I admit I would not be the one to advise stopping an incomplete experiment that just scratches a symbolic p-value of 0.05 on its second day of testing. In practice, I've observed many such rather significance blips fade away to noise given the chance to run longer. However, I do want to share a real example of an experiment that I advised to stop early. I simply I did not feel comfortable running it longer due to its strong negative effect. The same experiment also had multiple metrics that were coherently reinforcing the same picture (more on that later).

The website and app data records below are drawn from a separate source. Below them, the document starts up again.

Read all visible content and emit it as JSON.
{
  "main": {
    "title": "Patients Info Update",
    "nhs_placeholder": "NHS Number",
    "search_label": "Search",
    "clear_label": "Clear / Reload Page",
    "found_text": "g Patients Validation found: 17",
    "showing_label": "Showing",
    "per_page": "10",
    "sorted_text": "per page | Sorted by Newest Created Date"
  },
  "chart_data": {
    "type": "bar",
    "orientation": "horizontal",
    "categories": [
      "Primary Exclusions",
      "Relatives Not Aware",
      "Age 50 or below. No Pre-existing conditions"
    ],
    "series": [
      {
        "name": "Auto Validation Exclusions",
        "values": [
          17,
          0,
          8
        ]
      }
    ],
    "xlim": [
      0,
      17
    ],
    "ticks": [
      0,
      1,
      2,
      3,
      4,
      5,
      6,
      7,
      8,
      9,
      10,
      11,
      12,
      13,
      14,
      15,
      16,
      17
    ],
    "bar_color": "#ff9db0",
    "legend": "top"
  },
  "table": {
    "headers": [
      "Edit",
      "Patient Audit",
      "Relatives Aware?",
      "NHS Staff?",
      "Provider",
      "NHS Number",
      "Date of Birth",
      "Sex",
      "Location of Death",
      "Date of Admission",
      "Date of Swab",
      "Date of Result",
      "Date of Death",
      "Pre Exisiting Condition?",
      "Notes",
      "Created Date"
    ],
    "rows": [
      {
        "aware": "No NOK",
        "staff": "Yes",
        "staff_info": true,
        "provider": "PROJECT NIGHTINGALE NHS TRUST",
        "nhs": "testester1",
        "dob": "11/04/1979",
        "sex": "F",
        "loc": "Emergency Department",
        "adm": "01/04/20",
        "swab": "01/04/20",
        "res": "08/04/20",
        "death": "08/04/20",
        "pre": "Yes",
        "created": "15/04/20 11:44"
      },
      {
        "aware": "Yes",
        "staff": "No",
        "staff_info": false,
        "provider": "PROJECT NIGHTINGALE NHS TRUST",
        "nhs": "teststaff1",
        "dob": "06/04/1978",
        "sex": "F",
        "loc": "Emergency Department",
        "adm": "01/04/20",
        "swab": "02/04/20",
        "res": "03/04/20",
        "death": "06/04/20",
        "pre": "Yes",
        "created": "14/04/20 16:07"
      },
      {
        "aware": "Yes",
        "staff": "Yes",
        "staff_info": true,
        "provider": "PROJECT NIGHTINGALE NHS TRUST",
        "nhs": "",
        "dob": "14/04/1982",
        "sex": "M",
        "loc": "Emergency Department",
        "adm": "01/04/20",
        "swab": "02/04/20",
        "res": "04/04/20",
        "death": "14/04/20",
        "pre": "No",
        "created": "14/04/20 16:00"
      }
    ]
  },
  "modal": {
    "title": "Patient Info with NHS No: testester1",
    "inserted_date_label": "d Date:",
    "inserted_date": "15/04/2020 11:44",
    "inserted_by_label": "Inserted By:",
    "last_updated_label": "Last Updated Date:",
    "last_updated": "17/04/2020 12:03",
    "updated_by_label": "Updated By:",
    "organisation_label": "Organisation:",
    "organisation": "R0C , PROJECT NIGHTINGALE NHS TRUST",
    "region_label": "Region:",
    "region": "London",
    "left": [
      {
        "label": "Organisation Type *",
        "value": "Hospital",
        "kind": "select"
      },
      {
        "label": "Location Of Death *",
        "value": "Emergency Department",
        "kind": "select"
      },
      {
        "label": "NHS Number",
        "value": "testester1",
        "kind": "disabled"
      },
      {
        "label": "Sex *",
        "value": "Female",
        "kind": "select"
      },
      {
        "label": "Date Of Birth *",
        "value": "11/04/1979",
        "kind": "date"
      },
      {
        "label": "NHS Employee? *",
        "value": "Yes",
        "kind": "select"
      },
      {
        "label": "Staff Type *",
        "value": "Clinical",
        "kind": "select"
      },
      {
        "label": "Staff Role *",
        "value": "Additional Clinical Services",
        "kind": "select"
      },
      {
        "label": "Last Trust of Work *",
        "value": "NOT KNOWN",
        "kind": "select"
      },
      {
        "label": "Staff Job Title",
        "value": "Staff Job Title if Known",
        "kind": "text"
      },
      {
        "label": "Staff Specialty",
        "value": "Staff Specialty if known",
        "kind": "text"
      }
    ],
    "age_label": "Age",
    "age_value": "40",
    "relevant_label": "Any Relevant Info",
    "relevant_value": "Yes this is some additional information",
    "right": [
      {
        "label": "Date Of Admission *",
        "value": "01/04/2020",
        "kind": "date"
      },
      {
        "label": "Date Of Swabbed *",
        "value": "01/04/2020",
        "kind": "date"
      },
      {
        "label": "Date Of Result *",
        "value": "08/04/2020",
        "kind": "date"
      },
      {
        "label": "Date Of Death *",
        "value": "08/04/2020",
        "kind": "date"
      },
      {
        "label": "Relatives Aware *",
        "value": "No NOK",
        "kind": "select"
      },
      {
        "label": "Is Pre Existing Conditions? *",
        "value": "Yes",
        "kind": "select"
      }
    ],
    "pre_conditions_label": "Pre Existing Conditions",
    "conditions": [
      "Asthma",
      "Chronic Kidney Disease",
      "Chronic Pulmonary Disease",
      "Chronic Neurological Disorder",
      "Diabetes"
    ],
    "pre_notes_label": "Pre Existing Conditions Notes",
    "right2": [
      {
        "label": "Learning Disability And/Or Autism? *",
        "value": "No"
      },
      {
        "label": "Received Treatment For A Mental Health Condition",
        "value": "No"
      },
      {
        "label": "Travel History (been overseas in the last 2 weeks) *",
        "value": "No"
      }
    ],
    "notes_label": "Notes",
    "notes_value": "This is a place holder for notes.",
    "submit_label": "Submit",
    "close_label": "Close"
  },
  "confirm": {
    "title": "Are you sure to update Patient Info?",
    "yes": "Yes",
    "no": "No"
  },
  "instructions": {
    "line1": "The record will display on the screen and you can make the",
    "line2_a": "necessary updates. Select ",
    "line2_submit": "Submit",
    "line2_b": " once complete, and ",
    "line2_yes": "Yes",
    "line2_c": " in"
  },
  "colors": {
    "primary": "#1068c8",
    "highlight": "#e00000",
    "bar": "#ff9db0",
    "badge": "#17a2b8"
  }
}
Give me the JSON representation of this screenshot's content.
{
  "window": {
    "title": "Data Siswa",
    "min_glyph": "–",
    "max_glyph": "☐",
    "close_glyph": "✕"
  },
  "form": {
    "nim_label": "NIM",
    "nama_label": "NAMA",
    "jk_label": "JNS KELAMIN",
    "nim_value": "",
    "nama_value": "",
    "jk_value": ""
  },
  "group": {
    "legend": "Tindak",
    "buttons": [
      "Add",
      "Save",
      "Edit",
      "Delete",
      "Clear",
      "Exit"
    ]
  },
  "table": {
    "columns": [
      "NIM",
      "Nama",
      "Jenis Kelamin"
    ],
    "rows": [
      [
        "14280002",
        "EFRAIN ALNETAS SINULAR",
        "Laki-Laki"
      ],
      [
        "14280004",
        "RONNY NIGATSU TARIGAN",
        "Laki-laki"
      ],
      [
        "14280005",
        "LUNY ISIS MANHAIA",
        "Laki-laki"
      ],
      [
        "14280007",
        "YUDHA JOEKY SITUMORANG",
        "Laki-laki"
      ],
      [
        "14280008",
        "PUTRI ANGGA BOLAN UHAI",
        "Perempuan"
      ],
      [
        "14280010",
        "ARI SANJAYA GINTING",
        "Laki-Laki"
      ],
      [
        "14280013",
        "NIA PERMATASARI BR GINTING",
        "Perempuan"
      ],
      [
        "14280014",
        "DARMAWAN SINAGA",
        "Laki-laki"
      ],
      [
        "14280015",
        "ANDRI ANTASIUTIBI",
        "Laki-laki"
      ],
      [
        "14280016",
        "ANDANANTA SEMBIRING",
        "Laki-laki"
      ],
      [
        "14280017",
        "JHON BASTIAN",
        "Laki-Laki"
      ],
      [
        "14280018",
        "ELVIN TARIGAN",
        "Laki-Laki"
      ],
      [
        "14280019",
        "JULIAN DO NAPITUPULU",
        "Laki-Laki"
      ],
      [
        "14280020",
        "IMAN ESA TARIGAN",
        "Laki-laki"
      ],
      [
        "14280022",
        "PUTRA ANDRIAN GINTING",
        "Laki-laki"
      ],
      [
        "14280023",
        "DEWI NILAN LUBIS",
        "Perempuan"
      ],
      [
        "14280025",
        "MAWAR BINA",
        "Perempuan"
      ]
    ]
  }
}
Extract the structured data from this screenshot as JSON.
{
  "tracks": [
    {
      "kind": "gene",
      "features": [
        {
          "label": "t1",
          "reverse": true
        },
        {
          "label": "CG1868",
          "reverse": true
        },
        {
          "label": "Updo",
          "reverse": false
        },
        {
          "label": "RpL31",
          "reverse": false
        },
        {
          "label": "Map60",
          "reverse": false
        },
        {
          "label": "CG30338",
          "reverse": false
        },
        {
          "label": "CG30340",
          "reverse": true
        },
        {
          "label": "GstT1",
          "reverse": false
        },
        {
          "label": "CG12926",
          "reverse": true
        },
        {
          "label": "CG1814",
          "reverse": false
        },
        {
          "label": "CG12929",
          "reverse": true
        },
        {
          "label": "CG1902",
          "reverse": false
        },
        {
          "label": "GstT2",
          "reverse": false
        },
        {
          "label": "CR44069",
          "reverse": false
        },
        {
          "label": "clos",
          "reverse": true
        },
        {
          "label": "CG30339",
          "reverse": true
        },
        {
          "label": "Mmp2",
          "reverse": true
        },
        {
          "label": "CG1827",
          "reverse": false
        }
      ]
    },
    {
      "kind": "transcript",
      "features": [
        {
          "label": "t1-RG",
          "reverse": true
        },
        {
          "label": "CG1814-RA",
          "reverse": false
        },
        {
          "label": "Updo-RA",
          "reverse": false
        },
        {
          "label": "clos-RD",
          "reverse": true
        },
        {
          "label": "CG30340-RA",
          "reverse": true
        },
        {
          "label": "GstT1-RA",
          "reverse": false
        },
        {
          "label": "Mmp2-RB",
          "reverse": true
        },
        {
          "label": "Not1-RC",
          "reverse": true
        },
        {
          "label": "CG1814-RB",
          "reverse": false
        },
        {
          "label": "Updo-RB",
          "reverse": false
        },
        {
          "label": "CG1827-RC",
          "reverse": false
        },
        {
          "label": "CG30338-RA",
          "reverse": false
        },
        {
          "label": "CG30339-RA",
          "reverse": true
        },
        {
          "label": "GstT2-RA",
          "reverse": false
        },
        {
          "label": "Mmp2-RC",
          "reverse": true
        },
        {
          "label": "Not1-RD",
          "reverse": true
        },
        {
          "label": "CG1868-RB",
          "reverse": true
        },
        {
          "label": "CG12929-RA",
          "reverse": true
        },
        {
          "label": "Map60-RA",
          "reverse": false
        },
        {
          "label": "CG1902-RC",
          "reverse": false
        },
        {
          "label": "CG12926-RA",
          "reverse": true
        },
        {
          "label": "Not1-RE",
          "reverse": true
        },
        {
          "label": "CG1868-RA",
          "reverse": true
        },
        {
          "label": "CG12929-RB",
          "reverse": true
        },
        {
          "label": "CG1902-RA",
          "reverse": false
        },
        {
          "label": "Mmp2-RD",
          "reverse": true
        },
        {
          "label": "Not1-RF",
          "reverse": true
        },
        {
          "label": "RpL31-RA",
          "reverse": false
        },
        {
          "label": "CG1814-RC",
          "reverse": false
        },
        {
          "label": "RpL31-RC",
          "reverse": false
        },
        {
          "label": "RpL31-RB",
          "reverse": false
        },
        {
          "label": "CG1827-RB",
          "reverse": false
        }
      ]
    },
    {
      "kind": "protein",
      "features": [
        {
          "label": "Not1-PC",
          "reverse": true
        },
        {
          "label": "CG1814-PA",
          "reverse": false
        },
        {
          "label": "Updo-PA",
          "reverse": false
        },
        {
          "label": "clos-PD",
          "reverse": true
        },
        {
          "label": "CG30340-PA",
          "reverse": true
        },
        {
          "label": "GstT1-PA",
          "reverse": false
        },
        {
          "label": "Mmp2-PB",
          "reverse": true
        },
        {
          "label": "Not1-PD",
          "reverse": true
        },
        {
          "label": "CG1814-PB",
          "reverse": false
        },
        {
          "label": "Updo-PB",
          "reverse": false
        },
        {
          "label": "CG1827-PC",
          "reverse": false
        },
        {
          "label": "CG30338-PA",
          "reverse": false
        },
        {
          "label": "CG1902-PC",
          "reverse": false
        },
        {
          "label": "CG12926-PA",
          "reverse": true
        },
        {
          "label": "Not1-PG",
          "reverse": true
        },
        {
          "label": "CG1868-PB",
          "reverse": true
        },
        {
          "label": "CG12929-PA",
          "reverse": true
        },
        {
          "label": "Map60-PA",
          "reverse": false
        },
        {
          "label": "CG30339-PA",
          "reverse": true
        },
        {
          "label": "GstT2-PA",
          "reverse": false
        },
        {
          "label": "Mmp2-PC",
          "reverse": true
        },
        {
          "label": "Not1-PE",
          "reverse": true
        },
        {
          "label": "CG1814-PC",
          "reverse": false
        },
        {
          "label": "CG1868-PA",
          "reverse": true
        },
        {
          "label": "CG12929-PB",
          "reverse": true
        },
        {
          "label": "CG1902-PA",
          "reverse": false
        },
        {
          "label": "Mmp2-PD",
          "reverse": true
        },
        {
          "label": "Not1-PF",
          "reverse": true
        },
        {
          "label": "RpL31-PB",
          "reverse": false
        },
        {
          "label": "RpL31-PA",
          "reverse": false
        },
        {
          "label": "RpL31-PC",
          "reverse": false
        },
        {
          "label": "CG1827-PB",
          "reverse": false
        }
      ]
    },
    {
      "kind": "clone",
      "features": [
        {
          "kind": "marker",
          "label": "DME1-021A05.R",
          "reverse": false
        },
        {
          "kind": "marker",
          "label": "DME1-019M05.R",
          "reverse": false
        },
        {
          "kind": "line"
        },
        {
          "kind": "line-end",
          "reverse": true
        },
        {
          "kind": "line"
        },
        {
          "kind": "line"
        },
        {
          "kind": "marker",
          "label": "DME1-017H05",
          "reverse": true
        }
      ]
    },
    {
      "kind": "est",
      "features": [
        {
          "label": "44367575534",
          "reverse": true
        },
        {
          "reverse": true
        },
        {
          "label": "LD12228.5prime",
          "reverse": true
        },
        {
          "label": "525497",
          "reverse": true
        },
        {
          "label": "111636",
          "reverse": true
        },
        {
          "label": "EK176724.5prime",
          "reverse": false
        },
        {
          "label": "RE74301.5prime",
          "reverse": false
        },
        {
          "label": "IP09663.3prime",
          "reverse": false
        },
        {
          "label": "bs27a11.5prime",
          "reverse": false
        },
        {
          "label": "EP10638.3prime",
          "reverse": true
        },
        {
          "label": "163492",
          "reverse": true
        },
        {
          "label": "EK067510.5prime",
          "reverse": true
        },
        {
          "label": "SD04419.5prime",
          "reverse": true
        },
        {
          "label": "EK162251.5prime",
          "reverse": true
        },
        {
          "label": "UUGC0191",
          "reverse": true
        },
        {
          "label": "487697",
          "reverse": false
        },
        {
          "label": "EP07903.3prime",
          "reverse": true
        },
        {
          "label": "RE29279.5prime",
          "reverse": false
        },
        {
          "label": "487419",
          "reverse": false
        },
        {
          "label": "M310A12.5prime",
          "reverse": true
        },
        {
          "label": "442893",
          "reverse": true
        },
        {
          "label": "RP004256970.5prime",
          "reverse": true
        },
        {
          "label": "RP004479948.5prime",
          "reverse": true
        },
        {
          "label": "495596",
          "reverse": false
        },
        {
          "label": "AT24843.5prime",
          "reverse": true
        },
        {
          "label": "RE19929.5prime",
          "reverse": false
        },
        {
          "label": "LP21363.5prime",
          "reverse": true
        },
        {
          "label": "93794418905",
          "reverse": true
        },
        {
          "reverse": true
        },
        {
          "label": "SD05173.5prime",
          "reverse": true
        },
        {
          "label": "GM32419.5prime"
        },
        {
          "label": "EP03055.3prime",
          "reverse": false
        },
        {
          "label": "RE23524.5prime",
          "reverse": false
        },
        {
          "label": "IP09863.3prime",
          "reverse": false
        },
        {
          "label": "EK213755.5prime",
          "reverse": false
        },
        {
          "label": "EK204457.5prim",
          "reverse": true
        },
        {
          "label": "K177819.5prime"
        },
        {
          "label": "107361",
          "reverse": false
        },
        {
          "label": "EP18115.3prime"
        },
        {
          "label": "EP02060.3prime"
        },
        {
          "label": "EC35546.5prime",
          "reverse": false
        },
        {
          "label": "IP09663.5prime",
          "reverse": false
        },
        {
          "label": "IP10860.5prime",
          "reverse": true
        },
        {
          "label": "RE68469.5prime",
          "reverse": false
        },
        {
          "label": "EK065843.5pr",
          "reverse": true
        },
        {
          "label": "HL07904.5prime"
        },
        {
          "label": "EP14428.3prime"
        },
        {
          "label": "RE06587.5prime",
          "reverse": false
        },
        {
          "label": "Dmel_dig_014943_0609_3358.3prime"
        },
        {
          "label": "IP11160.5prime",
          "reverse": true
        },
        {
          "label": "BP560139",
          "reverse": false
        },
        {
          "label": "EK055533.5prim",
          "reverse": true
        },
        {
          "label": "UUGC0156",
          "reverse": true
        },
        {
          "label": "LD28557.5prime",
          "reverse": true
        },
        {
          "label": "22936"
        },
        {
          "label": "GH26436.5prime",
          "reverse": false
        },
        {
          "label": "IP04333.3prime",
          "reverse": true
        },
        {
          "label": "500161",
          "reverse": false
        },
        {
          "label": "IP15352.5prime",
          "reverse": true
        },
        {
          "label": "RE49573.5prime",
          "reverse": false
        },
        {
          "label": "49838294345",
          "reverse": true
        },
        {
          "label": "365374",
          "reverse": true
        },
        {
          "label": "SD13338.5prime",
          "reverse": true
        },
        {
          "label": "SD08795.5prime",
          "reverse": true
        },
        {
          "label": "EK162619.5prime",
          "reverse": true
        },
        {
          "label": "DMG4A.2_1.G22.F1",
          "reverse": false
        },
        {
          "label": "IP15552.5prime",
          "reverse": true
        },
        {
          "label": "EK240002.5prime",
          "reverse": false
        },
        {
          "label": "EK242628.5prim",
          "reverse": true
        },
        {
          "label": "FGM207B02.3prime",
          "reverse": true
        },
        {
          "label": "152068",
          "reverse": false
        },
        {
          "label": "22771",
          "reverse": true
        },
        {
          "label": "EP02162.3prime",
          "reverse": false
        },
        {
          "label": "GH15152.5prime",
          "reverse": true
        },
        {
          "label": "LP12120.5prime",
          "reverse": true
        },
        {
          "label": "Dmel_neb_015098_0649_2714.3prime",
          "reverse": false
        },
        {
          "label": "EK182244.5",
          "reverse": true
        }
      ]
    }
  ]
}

Having prebuilt a/b tests that are waiting in line to run, may provide additional pressure to simply move on from an a/b test that reaches its predefined duration. The opposite is also true. When we don't have any new a/b tests that waiting in queue, I've personally let active tests run longer instead of just stopping them due. This is especially true when tests are insignificant (with positive or negative effects). Sometimes not having any a/b tests running at all might be worse than letting an a/b test bake a while longer and achieve a clearer effect as it gains more data. Sometimes a/b tests show up insignificant not because they really have no effect, but rather, because they might have been underestimated with an inadequate sample or duration. And extra exposure may provide us with a clearer signal.
Coherency Across Metrics
When we track multiple metrics, we gain the ability to see if an a/b test is coherent or not. Imagine running an experiment on a typical e-commerce product page with a number of steps (a funnel) before a customer makes a transaction. When we have data for all of these steps along with the final sales metric, we typically might expect some form of coherency (positive or negative) across the funnel. More specifically, if we introduced a positive change on the product page, we'd typically expect it to trickle through the steps before becoming visible in the final sales metric. When our metrics are coherent and explainable it makes us more comfortable stopping an experiment. If on the other hand we see incoherent metrics that might be hard to explain, it could be a sign of chance or noise acting on our experiment - hinting it might need more time.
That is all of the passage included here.